V-Color has refreshed its Manta XOT1 DDR5 lineup with a cleaner cooler design, OLED status displays, and AMD EXPO ULL profiles tuned for lower latency, but the louder headline is capacity: the company is now talking about DDR5 kits that scale all the way to 2 TB in one package.
The new V-Color DDR5 lineup spans both gaming memory and the sort of overbuilt modules that make workstation buyers smile and power bills frown. V-Color says the redesigned heatsink is shorter, while the OLED panel has been moved so motherboard power cables are less likely to block it. The screen still shows system temperature, voltage, timings, memory size, and other live stats, and the company says it works properly on both AMD and Intel platforms.
Manta XOT1 targets lower latency gaming builds
The flagship Manta XOT1 kits are listed at up to 6000 MT/s with CL26 timings when using AMD EXPO ULL profiles. That puts them in the same performance conversation as faster-timed enthusiast kits from bigger memory brands, where the pitch is no longer just raw bandwidth but cleaner latency numbers that gamers actually notice.

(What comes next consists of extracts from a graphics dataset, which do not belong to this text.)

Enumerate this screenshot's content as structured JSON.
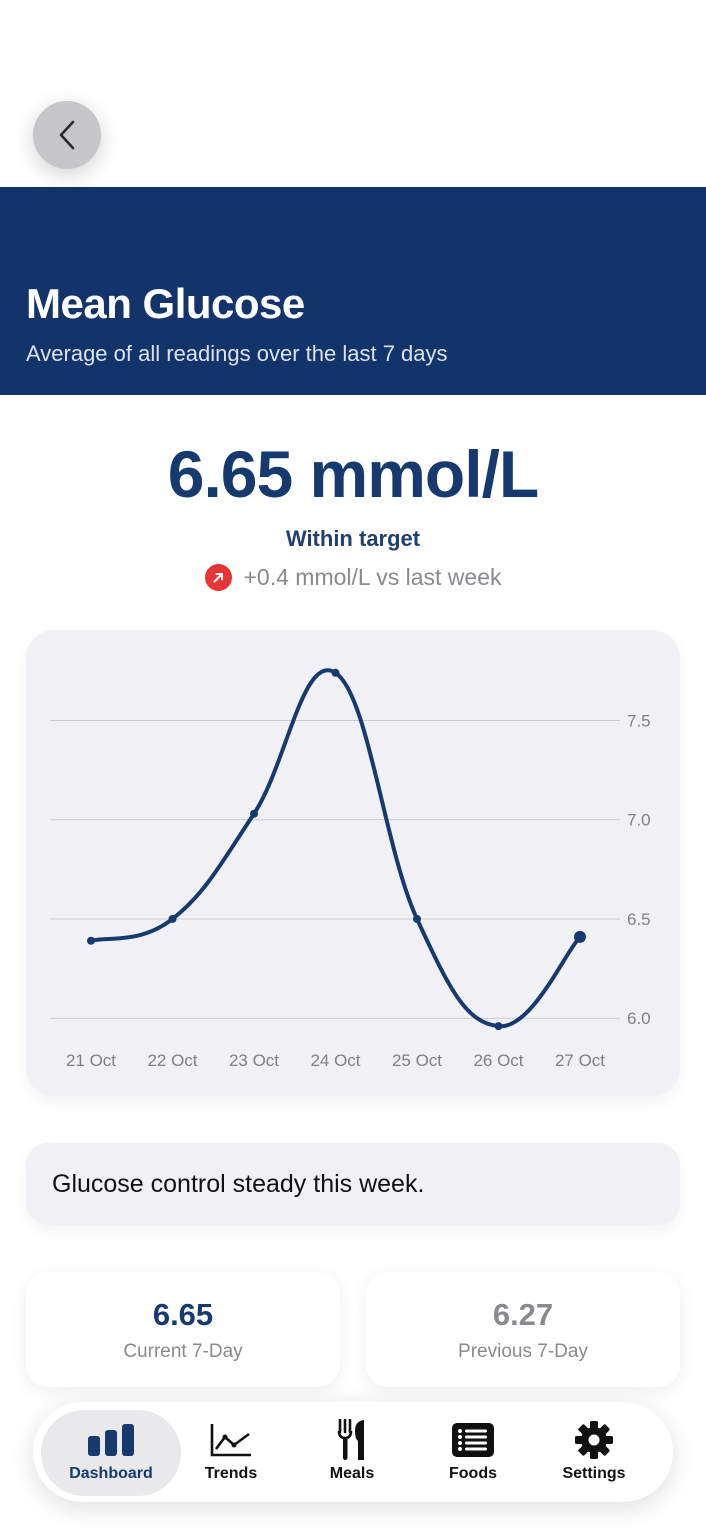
{
  "header": {
    "title": "Mean Glucose",
    "subtitle": "Average of all readings over the last 7 days"
  },
  "summary": {
    "value": "6.65 mmol/L",
    "status": "Within target",
    "delta_text": "+0.4 mmol/L vs last week",
    "delta_icon": "arrow-up-right-icon"
  },
  "chart_data": {
    "type": "line",
    "title": "",
    "xlabel": "",
    "ylabel": "",
    "x": [
      "21 Oct",
      "22 Oct",
      "23 Oct",
      "24 Oct",
      "25 Oct",
      "26 Oct",
      "27 Oct"
    ],
    "series": [
      {
        "values": [
          6.39,
          6.5,
          7.03,
          7.74,
          6.5,
          5.96,
          6.41
        ]
      }
    ],
    "yticks": [
      "6.0",
      "6.5",
      "7.0",
      "7.5"
    ],
    "ylim": [
      5.85,
      7.88
    ],
    "grid": true,
    "y_axis_position": "right",
    "line_color": "#173a6e"
  },
  "insight": {
    "text": "Glucose control steady this week."
  },
  "stats": [
    {
      "value": "6.65",
      "label": "Current 7-Day",
      "color": "#173a6e"
    },
    {
      "value": "6.27",
      "label": "Previous 7-Day",
      "color": "#8a8a8e"
    }
  ],
  "tabs": [
    {
      "label": "Dashboard",
      "icon": "bar-chart-icon",
      "active": true
    },
    {
      "label": "Trends",
      "icon": "line-chart-icon",
      "active": false
    },
    {
      "label": "Meals",
      "icon": "fork-knife-icon",
      "active": false
    },
    {
      "label": "Foods",
      "icon": "list-icon",
      "active": false
    },
    {
      "label": "Settings",
      "icon": "gear-icon",
      "active": false
    }
  ],
  "colors": {
    "header_bg": "#12346a",
    "accent": "#173a6e",
    "delta_badge": "#e53535",
    "card_bg": "#f1f1f5"
  }
}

V-Color also showed off 4R CUDIMM, or CQDIMM, modules aimed at higher-end systems. These are rated for up to 8000 MT/s and as much as 128 GB per stick, which is the kind of spec sheet that makes today’s mainstream desktop DIMMs look quaint.
Workstation DDR5 kits reach 2 TB total capacity
The most eye-catching configurations are reserved for workstations and servers. V-Color is pushing DDR5 RDIMM modules of up to 256 GB each, with total kit capacities reaching 2 TB. That kind of density is still rare enough to feel almost absurd outside AI, simulation, and virtualization rigs.
- 1 TB kit: 8×128 GB, up to 8800 MT/s
- 768 GB kit: 8×96 GB, CL32, 6000 MT/s
- Up to 512 GB kits: up to 8800 MT/s
- RDIMM modules: up to 256 GB per module
SK Hynix chips power the new lineup
All of the new modules are built on SK Hynix chips, which helps explain the aggressive speed and capacity claims. Prices have not been announced yet, though that silence usually means buyers should brace for premium territory rather than bargain-bin surprises.
The more interesting question is how quickly these halo kits move beyond show-floor bragging rights and into actual availability. If V-Color can deliver them in volume, the company will have something bigger than a flashy RGB memory refresh: a credible shot at the high-capacity DDR5 segment that workstation and server buyers have been waiting to fill.